Model Architecture

AlignAIR leverages a multi-task deep residual convolutional architecture to simultaneously predict V, D, and J segmentation, allele classification, mutation rates, and productivity.

Input Representation

DNA sequences are integer-encoded and tokenized into fixed-length windows (default: 576 nt). Each nucleotide is embedded into a learned continuous representation. The embedded input is passed through multiple 1D convolutional layers.

Residual Convolutional Stack

The backbone of the network is a series of residual blocks with dilated 1D convolutions. This design ensures both local and global context capture without excessive depth. Batch normalization and dropout are used for regularization.
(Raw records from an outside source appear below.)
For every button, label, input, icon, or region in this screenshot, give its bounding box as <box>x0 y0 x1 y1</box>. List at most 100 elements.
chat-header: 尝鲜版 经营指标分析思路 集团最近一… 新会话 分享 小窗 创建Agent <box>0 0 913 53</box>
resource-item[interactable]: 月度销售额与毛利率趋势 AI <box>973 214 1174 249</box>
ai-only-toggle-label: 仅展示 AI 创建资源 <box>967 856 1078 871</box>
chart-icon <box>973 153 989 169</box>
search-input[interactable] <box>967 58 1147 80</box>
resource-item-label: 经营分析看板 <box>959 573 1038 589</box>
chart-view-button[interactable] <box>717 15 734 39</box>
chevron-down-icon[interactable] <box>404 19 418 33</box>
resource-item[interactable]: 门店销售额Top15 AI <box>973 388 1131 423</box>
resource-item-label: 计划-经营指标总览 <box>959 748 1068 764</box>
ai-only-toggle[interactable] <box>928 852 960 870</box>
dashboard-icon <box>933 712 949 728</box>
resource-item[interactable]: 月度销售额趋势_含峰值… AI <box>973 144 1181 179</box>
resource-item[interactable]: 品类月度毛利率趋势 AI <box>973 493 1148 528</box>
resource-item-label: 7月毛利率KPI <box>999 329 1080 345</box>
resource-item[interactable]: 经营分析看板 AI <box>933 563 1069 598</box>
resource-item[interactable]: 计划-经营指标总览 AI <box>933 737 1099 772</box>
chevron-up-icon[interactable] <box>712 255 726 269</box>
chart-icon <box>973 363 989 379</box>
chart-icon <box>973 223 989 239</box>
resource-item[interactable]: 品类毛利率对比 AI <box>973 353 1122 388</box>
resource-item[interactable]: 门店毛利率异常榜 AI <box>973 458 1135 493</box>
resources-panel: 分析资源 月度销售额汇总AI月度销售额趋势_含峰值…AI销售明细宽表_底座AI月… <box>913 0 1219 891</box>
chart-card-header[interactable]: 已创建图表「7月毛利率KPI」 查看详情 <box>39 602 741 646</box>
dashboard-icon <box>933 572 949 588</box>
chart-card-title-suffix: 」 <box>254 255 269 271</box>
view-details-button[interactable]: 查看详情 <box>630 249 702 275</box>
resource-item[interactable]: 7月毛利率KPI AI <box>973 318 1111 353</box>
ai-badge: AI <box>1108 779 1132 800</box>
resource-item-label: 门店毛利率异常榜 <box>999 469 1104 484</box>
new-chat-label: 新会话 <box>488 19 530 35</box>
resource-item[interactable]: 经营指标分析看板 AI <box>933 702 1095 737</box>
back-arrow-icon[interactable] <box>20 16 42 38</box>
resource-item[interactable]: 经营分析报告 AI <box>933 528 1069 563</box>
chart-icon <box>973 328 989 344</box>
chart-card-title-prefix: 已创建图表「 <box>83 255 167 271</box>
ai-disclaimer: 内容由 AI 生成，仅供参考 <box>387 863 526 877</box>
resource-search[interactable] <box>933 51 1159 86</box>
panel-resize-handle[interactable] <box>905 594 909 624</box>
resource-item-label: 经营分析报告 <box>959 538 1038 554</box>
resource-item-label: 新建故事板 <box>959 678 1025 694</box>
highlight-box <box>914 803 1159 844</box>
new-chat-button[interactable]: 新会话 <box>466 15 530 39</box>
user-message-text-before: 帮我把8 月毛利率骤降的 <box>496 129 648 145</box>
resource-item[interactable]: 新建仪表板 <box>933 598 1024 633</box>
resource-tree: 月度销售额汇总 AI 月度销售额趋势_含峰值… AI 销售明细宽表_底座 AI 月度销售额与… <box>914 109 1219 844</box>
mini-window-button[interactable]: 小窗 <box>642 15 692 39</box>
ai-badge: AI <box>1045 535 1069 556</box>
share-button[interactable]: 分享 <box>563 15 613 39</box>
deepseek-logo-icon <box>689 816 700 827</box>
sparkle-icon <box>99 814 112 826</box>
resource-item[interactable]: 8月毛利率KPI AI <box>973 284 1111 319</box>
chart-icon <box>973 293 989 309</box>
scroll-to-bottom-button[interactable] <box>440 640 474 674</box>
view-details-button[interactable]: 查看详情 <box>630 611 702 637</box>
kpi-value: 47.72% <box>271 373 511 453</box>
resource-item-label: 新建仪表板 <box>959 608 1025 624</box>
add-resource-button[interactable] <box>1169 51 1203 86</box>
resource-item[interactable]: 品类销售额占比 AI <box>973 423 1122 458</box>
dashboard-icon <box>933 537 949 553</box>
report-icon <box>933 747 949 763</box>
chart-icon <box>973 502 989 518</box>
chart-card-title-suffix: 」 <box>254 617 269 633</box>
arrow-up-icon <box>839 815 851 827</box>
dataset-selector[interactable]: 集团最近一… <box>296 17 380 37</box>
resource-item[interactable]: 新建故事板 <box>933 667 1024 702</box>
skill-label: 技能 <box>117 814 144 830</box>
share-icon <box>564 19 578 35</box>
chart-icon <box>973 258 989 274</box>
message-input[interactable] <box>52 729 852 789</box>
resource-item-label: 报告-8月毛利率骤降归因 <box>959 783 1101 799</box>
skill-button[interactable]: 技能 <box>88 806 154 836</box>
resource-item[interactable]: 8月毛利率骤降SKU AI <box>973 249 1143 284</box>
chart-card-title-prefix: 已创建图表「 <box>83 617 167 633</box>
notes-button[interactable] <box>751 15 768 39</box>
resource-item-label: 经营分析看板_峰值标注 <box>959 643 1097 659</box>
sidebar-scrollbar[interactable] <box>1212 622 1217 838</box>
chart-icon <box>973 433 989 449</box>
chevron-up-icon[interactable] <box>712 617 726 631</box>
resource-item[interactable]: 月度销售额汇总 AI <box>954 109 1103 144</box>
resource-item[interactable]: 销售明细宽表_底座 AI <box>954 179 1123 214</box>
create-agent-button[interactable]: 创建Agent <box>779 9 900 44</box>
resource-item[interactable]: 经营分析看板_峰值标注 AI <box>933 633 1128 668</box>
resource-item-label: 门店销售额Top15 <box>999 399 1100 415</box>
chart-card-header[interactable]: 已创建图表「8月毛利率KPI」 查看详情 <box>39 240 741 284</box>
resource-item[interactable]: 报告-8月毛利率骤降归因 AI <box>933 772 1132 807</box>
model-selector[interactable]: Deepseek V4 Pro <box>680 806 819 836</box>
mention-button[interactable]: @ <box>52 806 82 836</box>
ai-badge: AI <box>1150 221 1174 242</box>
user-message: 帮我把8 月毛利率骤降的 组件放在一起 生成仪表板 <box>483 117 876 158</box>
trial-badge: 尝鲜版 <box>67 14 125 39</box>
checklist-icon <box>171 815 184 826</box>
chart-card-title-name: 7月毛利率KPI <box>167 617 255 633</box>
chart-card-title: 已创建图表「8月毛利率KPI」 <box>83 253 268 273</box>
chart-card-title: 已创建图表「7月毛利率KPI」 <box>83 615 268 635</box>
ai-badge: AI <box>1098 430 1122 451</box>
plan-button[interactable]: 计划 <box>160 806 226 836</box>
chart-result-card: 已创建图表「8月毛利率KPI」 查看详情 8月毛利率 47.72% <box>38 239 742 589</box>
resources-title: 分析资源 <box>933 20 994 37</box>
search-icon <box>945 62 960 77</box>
The network is symmetric and preserves sequence length, allowing predictions at each nucleotide position.

Multi-Task Output Heads

The model branches into multiple heads:

  • V/D/J segmentation: Start and end coordinates for each gene segment.
  • Allele classification: Likelihood distribution over known V, D, and J alleles.
  • Mutation rate: A regression head to estimate per-sequence mutation level.
  • Productivity prediction: Binary classification to determine if the sequence is productive.

Loss Function Design

AlignAIR optimizes a composite loss function combining:

  • Cross-entropy for allele classification
  • IoU-style regression loss for segmentation
  • MSE loss for mutation prediction
  • Binary cross-entropy for productivity

All losses are normalized and weighted to prevent dominance of any single task.

Efficiency and Parallelization

The convolutional architecture enables efficient GPU utilization and allows processing of thousands of sequences in parallel using large batch sizes. Model inference is fully parallelized over batch and sequence dimensions.

References

For a schematic and exact implementation details, see Supplementary Figure 2 and Section 1.4 of the AlignAIR manuscript.